Ela tinha sinais de maus-tratos, com com vários ferimentos e queimaduras de segundo grau pelo corpo. O homem, de 37 anos, foi detido. Uma testemunha relatou ao Integração Notícia como o homem agia.
Após denúncias, a Polícia Militar (PM) foi chamada para acompanhar o Serviço de Atendimento Móvel de Urgência (Samu) em uma ocorrência de suposta agressão entre um casal. Assim que chegaram ao local, as equipes constataram que a casa estava trancada e ninguém atendeu.
Devido à situação denunciada, os militares entraram no imóvel com apoio do Corpo de Bombeiros e o Samu e encontraram o casal deitado em um dos quartos. Depois de diversos chamados, o homem se levantou e foi falar com os policiais. Segundo a PM, ele aparentava estar sob efeito de drogas e totalmente embriagado.
Enquanto isso, a mulher foi atendida pelo Samu e foi constatado que ela tinha várias escoriações pelo corpo, lesões na cabeça e queimaduras de segundo grau.
Então, foi dada voz de prisão ao homem, que, de acordo com a polícia, resistiu, mas foi contido e algemado.
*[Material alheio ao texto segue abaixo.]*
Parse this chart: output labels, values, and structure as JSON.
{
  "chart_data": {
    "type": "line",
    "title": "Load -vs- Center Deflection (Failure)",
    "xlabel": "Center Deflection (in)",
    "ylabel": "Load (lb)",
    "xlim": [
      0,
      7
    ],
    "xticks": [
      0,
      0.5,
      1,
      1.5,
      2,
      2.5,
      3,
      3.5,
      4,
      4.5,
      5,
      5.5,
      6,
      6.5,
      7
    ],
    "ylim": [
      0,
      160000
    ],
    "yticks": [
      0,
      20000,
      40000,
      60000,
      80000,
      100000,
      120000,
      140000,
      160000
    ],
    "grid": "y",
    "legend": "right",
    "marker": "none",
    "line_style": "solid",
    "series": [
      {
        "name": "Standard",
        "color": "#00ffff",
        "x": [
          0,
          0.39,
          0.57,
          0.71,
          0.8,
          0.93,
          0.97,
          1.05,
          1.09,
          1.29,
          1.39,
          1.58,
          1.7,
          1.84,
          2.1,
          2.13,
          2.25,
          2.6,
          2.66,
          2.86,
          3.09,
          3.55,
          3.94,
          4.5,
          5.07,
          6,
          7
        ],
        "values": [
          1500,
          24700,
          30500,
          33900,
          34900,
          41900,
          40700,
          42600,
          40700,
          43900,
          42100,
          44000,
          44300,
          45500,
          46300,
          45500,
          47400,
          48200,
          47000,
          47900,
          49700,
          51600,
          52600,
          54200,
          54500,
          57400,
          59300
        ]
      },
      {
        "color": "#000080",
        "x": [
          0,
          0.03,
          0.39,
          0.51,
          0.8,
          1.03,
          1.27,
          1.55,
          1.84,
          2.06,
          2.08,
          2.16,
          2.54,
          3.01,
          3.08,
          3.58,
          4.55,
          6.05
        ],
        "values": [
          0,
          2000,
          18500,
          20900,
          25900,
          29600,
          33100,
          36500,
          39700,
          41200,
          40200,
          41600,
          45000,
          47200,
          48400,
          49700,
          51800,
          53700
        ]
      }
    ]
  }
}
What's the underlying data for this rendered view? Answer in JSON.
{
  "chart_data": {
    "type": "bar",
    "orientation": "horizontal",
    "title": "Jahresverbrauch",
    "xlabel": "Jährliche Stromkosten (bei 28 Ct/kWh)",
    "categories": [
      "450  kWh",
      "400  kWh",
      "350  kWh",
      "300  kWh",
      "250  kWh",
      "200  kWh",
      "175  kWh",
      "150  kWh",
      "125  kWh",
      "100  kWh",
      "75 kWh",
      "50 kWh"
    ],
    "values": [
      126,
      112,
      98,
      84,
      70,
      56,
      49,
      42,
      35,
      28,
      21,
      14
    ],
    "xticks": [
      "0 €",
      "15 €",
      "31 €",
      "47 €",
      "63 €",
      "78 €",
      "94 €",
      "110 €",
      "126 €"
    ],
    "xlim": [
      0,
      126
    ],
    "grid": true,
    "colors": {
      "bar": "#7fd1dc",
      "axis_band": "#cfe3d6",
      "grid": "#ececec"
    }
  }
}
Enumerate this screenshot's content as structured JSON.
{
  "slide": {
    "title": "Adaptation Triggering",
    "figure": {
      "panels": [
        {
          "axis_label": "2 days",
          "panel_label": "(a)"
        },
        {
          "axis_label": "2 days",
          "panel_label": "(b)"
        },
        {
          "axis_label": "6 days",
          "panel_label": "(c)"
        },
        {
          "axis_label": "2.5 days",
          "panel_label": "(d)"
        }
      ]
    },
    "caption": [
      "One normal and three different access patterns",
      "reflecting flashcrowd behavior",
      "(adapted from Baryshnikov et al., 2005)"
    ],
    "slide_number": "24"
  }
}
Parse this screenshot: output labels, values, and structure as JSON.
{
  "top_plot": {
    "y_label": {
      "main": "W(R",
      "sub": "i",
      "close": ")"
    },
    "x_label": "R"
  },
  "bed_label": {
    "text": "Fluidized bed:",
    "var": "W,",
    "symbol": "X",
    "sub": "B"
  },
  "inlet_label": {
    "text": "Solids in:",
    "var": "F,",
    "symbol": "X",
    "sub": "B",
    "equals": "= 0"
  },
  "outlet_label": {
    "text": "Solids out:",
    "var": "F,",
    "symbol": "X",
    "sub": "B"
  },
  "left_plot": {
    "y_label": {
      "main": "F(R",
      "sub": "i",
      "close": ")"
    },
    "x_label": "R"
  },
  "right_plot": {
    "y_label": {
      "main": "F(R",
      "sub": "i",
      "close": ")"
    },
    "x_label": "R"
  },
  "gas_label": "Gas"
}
Ele foi levado à Unidade de Pronto Atendimento (UPA) São Benedito e depois encaminhado à Delegacia de Plantão da Polícia Civil.
Ainda segundo a PM, na ficha de atendimento médico da mulher consta que ela estava em cárcere privado pelo companheiro há nove dias e que ela não se alimentava há seis dias. Durante esse período, ela consumiu apenas bebida alcoólica e que ela é dependente química.
A mulher também tinha vários hematomas em diferentes estágios de cicatrização – o que, segundo o relatório médico, caracteriza agressões contínuas –, além de queimaduras que podem ter sido causas com pontas de cigarro.
Conforme a ocorrência, a vítima relatou ao médico do Samu que era obrigada pelo companheiro a manter relações sexuais com ele. A PM informou que não foi possível ter o depoimento da mulher, pois ela está internada na UPA São Benedito.
A reportagem entrou em contato com a assessoria de imprensa da Fundação de Ensino e Pesquisa de Uberaba (Funepu), responsável pela administração das duas UPAs da cidade, que informou que o estado de saúde da mulher é estável. Além disso, segundo a Funepu, após avaliação psiquiátrica, foi orientada a permanência dela para internação em serviço terciário para garantir cuidados físicos e mentais.